The Independent Evaluation made the following key recommendations:
- Planning for the introduction of a booking tool needs to be comprehensive, including all criminal justice agencies whose staff have a role in the court process.
- All those with a role in the court process should be amply briefed in a timely way prior to the introduction of the booking tool.
- Where a role involved in the court process plays a frontline part in the courtroom, dedicated training should be provided, with comprehensive takeaway documentation and the availability of ongoing guidance, advice and support.
- The booking tool piloted and introduced during the evaluation period would benefit from a number of modest adjustments and additional features (reference page 11 of Final Report for the list of these).
- Interview participants suggested that a limit to the number of cases that can be included on the court’s list in a single day should be introduced (albeit this may be a matter for a court service protocol rather than being imposed by the tool).
- Given the limitations of older-generation video equipment currently installed in parts of the court estate, there is a need for significant investment in improved audio-video equipment, more end-points to enable access to online hearings, and enhanced internet connectivity to enable reliable and secure connection. The VEJ Programme provided funding for the upgrading of audio-visual equipment in the courtroom and the cost of such investments needs to be factored into any wider roll-out.
- Daily equipment checks in both custody and the courtroom to ensure minimum standards of operation prior to the start of a day’s court session could help to minimise delays caused by faulty equipment or technology breakdowns. This could include checking network connection speeds as well as ensuring all of the microphones are fully charged and functioning properly. Robust contingency plans are required for instances where other courtroom technology fails.

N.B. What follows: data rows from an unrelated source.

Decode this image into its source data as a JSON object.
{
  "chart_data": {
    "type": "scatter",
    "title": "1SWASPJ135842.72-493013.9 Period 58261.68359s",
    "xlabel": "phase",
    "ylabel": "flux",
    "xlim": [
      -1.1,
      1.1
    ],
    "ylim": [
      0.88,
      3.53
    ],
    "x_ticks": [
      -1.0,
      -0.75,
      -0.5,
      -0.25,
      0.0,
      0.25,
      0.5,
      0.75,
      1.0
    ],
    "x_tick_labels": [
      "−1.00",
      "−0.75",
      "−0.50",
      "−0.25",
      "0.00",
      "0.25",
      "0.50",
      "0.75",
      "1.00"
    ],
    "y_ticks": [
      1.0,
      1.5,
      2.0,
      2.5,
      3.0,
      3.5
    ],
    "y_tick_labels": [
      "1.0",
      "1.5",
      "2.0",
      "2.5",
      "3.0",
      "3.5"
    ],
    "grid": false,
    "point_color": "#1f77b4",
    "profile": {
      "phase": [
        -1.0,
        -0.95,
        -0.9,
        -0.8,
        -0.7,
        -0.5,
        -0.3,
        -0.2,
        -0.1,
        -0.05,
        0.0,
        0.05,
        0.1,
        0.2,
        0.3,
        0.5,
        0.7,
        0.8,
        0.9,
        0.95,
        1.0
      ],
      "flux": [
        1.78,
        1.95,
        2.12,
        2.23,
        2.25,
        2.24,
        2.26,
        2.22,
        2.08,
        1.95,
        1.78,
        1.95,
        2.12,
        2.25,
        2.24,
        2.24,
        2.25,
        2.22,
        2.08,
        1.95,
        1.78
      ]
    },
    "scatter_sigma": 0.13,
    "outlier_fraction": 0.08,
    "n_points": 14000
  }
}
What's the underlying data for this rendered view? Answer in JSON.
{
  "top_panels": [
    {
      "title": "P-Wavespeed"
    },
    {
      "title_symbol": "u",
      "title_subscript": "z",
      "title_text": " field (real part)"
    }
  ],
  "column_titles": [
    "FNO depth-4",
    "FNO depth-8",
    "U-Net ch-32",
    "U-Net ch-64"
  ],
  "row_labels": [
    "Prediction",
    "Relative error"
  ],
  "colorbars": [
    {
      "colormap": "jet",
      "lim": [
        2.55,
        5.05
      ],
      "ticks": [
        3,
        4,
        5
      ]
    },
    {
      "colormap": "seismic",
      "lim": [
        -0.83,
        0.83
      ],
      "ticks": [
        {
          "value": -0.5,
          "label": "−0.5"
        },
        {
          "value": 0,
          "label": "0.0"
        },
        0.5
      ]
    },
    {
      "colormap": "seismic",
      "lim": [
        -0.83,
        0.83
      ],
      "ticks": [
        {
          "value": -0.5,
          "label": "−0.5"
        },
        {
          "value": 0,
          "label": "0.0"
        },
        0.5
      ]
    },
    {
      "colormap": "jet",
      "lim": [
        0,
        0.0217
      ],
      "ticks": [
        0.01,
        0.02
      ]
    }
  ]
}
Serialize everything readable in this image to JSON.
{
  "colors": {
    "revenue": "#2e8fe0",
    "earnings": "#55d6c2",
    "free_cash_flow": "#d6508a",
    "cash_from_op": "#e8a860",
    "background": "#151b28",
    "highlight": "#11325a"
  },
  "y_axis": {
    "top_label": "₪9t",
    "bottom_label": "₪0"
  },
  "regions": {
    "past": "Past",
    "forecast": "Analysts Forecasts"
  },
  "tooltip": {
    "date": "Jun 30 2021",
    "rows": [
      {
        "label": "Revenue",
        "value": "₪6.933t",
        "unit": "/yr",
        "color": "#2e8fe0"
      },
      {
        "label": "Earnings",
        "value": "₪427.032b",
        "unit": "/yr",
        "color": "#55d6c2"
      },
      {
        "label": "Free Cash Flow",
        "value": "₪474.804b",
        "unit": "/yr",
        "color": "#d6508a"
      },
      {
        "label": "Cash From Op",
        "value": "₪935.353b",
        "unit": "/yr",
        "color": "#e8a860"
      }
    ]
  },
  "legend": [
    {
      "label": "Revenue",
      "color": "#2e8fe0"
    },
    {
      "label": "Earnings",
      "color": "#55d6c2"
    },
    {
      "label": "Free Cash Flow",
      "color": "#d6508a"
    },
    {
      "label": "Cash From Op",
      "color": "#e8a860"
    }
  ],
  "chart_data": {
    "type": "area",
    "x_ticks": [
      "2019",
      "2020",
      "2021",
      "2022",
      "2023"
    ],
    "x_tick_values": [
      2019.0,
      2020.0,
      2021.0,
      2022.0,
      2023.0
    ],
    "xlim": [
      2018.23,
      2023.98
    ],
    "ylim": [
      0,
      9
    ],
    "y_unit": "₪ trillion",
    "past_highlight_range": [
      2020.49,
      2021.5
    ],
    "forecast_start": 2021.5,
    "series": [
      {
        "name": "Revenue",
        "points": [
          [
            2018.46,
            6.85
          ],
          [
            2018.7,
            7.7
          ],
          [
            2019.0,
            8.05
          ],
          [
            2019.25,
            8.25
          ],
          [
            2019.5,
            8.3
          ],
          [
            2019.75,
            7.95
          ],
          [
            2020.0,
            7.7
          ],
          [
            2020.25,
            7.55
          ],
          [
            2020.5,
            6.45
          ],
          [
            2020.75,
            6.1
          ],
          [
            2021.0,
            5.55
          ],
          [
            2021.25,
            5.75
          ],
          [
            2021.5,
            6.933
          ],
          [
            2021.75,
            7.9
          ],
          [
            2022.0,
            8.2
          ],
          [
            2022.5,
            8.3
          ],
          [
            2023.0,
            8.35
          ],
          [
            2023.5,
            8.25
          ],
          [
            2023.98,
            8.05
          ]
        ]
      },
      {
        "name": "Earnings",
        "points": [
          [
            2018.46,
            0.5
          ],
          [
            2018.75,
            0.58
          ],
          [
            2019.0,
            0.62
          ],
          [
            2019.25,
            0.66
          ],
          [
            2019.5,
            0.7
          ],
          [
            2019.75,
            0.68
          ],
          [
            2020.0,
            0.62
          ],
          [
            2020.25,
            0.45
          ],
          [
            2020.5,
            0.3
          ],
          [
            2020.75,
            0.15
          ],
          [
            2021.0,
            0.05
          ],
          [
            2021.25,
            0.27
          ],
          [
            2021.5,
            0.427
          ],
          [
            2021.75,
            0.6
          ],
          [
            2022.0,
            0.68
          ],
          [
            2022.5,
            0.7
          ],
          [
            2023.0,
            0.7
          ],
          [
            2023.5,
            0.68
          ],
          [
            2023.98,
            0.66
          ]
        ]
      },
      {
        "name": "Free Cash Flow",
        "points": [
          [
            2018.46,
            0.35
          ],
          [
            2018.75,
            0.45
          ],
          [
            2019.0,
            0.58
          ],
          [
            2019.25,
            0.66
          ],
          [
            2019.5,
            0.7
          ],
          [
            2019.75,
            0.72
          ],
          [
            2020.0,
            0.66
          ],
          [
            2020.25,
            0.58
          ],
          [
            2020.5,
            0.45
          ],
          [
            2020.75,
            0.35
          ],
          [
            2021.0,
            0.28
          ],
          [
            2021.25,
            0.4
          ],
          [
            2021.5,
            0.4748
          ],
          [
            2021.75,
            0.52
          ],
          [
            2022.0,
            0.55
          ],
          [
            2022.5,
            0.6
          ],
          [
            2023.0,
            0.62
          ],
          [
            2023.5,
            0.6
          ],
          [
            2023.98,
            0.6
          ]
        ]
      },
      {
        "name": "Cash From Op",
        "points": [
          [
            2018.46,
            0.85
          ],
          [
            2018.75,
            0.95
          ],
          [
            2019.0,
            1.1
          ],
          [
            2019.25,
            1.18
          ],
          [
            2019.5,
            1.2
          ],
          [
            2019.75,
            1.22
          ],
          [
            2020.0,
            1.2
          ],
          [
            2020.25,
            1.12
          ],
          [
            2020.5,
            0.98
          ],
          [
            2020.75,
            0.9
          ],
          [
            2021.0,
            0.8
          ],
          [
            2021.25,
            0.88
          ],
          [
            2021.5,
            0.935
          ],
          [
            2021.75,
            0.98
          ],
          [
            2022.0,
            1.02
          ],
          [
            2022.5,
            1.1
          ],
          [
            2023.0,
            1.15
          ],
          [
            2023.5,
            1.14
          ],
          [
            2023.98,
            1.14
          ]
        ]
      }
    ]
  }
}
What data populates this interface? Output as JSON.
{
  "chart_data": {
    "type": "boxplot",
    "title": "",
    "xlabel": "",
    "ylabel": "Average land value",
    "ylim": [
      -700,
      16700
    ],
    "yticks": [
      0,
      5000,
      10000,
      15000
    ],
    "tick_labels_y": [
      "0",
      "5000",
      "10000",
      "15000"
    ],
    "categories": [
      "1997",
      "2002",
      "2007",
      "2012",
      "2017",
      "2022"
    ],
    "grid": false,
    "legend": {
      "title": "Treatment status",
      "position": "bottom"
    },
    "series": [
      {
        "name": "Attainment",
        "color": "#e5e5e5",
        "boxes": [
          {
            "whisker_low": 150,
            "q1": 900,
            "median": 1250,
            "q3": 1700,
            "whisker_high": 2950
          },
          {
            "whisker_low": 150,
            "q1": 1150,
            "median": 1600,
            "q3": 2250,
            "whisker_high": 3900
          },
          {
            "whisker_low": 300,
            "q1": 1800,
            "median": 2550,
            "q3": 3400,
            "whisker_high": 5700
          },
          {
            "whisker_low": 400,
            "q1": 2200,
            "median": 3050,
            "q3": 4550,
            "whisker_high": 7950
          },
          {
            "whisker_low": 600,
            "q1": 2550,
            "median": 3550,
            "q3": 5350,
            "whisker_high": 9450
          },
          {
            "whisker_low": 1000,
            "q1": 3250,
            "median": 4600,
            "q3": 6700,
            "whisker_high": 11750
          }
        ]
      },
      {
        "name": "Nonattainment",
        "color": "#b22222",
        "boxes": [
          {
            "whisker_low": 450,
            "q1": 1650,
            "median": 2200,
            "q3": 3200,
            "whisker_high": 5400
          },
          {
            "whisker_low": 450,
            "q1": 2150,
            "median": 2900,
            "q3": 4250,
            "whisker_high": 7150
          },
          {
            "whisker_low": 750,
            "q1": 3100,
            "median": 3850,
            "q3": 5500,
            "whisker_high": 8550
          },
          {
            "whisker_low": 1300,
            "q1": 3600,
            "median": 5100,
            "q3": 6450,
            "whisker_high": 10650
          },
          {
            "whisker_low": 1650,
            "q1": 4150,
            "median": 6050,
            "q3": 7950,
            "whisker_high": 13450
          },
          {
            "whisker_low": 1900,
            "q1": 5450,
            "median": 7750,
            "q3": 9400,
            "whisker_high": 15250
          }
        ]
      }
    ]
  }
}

- Interview participants suggested that consideration should therefore be given to the positioning of the screens, to enable the bench to more easily keep the courtroom and the remote participant in view. Larger, adjustable screens were also cited as possible improvements.
- The introduction of enhanced digital working through programmes such as the Common Platform were seen as ways through which some issues could be overcome, highlighting that the introduction of the booking tool needs to go hand in hand with more comprehensive solutions for electronic protocols in court.
How is the VEJ video manager solution now being used to maintain effective criminal justice capability during the Covid-19 pandemic?
As a result of the Covid-19 national emergency, Her Majesty’s Courts and Tribunals Service commissioned the Video Enabled Justice Programme to deliver the full capability of the VEJ video manager solution, to optimise video remand hearings across its five-force region. This has enabled the remote working of prosecution, defence, probation and interpreters along with the detained persons in police custody into the existing designated remand hearing courts in Kent, Norfolk and Suffolk. In addition to this, the VEJ programme has also implemented video remand courts in Sussex and Surrey for the first time.
The deployment of the VEJ video manager solution has provided an automated process, in order to ensure cases and participants in remand hearings are efficiently co-ordinated. This is ensuring that hearings can be progressed without delays to the operation of courts and is mitigating the risk of case backlogs and the possibility of increased overnight stays of detainees in police custody.
Please note that the expansion of Video Remand Hearings across the five-force region, which took place in April 2020 in response to the Covid-19 pandemic, was not in the scope of the University of Surrey’s Independent Evaluation funded through the Home Office, as its fieldwork concluded prior to the pandemic.